Jared Kaplan, a co-founder of Anthropic, measures Claude's growing intelligence in terms of how many human thought-minutes Claude could replace. Others in Silicon Valley often fantasize about the day when doctors, lawyers, writers, and filmmakers are either completely replaced, or have their job made significantly easier by artificial intelligence. This is the dominant approach to building AI products: look at tough human tasks and try to do them as well, or even better, with an AI model. I think this approach doesn't dream big enough.
Beyond Being There, a popular HCI paper from 1992, has a related insight about designing interpersonal experiences on the internet. Given that there are many very special things about face-to-face interaction like eye contact, physicality, and zero-latency communication, experiences on the internet ought not to try to be as good as face-to-face communication, but be different from it by taking advantage of the unique characteristics of online communication. In other words, online experiences should have some creative aspect that makes them impossible to occur in person. In the best case, this experience may so novel that users right next to each other would voluntarily use their devices.
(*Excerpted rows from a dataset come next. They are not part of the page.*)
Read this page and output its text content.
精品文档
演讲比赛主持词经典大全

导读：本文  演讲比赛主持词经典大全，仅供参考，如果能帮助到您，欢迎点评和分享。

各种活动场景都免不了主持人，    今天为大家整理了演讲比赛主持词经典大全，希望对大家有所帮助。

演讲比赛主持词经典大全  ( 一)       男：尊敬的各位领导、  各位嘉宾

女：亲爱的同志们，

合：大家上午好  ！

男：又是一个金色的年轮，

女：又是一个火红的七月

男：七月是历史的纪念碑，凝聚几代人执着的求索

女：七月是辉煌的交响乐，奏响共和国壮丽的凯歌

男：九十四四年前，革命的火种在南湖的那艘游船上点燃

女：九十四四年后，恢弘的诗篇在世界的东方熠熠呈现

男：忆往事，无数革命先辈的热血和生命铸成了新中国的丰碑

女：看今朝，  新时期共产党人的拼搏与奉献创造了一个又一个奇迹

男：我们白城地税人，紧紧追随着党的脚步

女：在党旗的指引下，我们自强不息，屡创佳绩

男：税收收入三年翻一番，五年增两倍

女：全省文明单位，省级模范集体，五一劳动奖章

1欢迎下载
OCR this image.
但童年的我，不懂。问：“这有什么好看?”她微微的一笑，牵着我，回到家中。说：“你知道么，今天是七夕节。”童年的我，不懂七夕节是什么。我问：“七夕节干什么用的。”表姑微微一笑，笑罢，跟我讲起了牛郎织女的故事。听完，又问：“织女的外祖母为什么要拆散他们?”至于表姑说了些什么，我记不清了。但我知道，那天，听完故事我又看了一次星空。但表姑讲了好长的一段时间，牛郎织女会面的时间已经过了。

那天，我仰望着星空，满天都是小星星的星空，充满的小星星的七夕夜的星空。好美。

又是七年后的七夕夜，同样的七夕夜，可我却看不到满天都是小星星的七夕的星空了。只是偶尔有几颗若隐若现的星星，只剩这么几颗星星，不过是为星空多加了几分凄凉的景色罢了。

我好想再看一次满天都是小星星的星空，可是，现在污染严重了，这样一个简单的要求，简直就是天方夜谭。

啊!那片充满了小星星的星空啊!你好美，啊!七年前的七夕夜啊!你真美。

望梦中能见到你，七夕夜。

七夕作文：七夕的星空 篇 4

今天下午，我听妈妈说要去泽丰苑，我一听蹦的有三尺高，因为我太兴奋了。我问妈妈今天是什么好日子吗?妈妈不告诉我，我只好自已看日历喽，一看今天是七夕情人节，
People should approach building AI products in the same way: beyond being human. Since there is something very special about the way the human mind works, a great AI product should not simply take something a human could do and try to replicate it with an AI model, but should try to create new experiences that no interaction with a human could create. ChatGPT already has some of characteristics of this style of product: instantaneous response times, superhuman knowledge, willingness to do mundane tasks, etc. But there are also some aspects that are not being put to work by any products on the market: massive parallelization of responses, selective amnesia, potential to generate tokens 24/7, and probably some others too!
A truly perfect AI product will create an output that could never be replicated by any amount of humans in any amount of time. Until then, I think we are not taking full advantage of the technology.
This threshold might be too high. AlphaFold, one of the most impressive research productions ever, technically could have its output produced by thousands of the smartest biochemists over the next thousands of years. I'm not trying to argue that products that speed up human tasks are useless. But, as a design philosophy, I think it is a mistake to constrain oneself by adopting the human-thought-minute measure of intelligence.